Steelmaking raw materials fell in China on Monday, with the benchmark iron ore contract hitting its lowest for this month so far and coke extending its losses into a fifth session, as demand waned amid restrictions on steel production.

The drop in futures mirrored weakness that has prevailed in the physical market since last week, as steel mills reduced output to comply with anti-smog measures while China's National People's Congress (NPC) holds policy meetings in Beijing.

"The air pollution situation in many areas in China is not that good. I believe there will be another round of restrictions on production for the steel industry," a Shanghai-based trader said.

During the meetings of NPC, China's parliament, the trader said a lot of construction projects in big cities are usually temporarily stopped, and "this could have some impact on the demand".

The most-traded iron ore contract on the Dalian Commodity Exchange, with May expiry, fell as much as 3.6 percent to 594.5 yuan ($88.42) a tonne, the lowest since Feb. 27, and stood at 598 yuan by the end of trading at 0700 GMT.

Overall re-stocking efforts are poor as various sintering cuts in China continue to dampen interest

Other raw materials for steel production fell as well, with Dalian coke dropping as much as 3.8 percent to 1,965 yuan, before ending at 1,966.5 yuan. Coking coal slid 2.3 percent to 1,226 yuan.

China's top steelmaking city of Tangshan has indefinitely extended the highest level of smog alert, in place since March 1, forcing mills to cut output by 40 percent to 70 percent or even stop production.

Wu'an, another major steelmaking city in Hebei province, has stepped up production restrictions on heavy industries, with output reduced by an additional 10 percent in March.

Officials in 28 northern Chinese cities, including in the top steelmaking city of Tangshan, face central government evaluations at the end of March on their performance in curbing air pollution over the past winter.
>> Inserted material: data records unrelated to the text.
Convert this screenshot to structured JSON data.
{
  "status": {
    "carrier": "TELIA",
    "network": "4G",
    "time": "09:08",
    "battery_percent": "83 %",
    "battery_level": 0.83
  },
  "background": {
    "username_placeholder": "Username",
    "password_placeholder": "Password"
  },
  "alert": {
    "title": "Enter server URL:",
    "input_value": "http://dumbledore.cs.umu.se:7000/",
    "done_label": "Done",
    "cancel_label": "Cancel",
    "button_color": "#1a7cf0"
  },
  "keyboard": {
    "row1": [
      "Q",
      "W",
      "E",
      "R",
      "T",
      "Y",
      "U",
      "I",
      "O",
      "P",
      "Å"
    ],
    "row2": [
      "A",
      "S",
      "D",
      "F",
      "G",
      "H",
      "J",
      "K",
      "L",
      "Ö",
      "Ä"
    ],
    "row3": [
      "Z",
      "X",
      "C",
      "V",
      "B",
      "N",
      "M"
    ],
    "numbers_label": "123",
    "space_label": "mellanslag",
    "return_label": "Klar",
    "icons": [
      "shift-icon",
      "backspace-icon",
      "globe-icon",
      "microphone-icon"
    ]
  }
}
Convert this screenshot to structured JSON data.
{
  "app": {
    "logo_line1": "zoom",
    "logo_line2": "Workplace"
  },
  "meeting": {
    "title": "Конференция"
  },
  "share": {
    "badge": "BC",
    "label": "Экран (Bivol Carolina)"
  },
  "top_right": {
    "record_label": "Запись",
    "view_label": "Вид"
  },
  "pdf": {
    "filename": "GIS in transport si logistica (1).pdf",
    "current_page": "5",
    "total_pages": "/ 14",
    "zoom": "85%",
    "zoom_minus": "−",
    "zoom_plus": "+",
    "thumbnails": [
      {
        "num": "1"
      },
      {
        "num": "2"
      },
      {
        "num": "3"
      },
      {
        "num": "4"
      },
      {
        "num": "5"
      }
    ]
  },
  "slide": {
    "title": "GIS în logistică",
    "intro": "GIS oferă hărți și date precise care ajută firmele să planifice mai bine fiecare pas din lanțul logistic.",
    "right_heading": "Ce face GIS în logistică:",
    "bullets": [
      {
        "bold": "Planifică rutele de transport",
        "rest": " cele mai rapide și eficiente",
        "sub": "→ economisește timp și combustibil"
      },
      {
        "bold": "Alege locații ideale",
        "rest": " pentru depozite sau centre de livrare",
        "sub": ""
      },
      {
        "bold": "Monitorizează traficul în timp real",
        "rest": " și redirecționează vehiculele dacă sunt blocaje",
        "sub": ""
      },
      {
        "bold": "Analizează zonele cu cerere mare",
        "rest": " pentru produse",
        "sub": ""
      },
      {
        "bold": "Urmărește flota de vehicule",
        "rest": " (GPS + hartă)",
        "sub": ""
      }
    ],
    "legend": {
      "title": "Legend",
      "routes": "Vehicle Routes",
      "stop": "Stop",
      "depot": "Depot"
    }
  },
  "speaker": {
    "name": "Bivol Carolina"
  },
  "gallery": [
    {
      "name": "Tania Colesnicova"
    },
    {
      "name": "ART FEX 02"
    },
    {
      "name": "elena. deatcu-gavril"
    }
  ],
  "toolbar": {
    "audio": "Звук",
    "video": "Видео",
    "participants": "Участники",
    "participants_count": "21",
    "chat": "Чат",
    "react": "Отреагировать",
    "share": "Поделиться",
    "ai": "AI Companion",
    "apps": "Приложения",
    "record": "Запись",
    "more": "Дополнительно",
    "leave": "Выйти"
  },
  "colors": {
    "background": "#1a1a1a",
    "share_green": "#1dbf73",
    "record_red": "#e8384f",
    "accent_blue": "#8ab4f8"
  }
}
The most-active construction steel rebar contract on the Shanghai Futures Exchange, also with May expiry, fell 1.6 percent to 3,723 yuan a tonne. Hot rolled coil edged down 0.6 percent to 3,692 yuan.
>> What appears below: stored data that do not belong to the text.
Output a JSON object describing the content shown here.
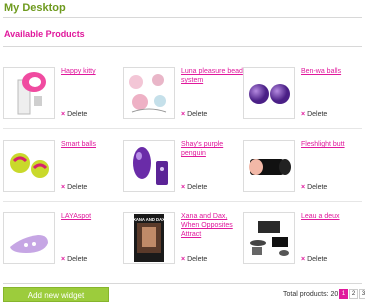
{
  "page": {
    "title": "My Desktop",
    "section_title": "Available Products"
  },
  "products": [
    {
      "name": "Happy kitty",
      "delete": "Delete",
      "image": "pink-suction-toy-image"
    },
    {
      "name": "Luna pleasure bead system",
      "delete": "Delete",
      "image": "pink-beads-image"
    },
    {
      "name": "Ben-wa balls",
      "delete": "Delete",
      "image": "purple-balls-image"
    },
    {
      "name": "Smart balls",
      "delete": "Delete",
      "image": "green-balls-image"
    },
    {
      "name": "Shay's purple penguin",
      "delete": "Delete",
      "image": "purple-toy-image"
    },
    {
      "name": "Fleshlight butt",
      "delete": "Delete",
      "image": "black-fleshlight-image"
    },
    {
      "name": "LAYAspot",
      "delete": "Delete",
      "image": "lilac-toy-image"
    },
    {
      "name": "Xana and Dax, When Opposites Attract",
      "delete": "Delete",
      "image": "dvd-cover-image",
      "cover_text": "XANA AND DAX"
    },
    {
      "name": "Leau a deux",
      "delete": "Delete",
      "image": "black-kit-image"
    }
  ],
  "footer": {
    "add_widget": "Add new widget",
    "total_label": "Total products: 20",
    "pages": [
      "1",
      "2",
      "3"
    ],
    "current_page": "1"
  },
  "colors": {
    "accent_pink": "#e0189c",
    "brand_green": "#6e9a1e",
    "button_green": "#9ccc3c"
  }
}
Hebei, which includes Tangshan, will cut 14 million tonnes of annual steelmaking capacity both this year and next year as it strives to improve air quality, the province's Communist Party head said last week.

As demand for iron ore remained weak throughout February, supply at Chinese ports continued to rise, reaching more than 147 million tonnes as of March 11, the highest since September, based on data compiled by SteelHome consultancy.

"We continue to pick up a further increase in forward supply along with higher arrivals of iron ore into China," said Hui Heng Tan, research analyst at Marex Spectron.

"Overall re-stocking efforts are poor as various sintering cuts in China continue to dampen interest and mills continue to de-stock their available material," Tan said.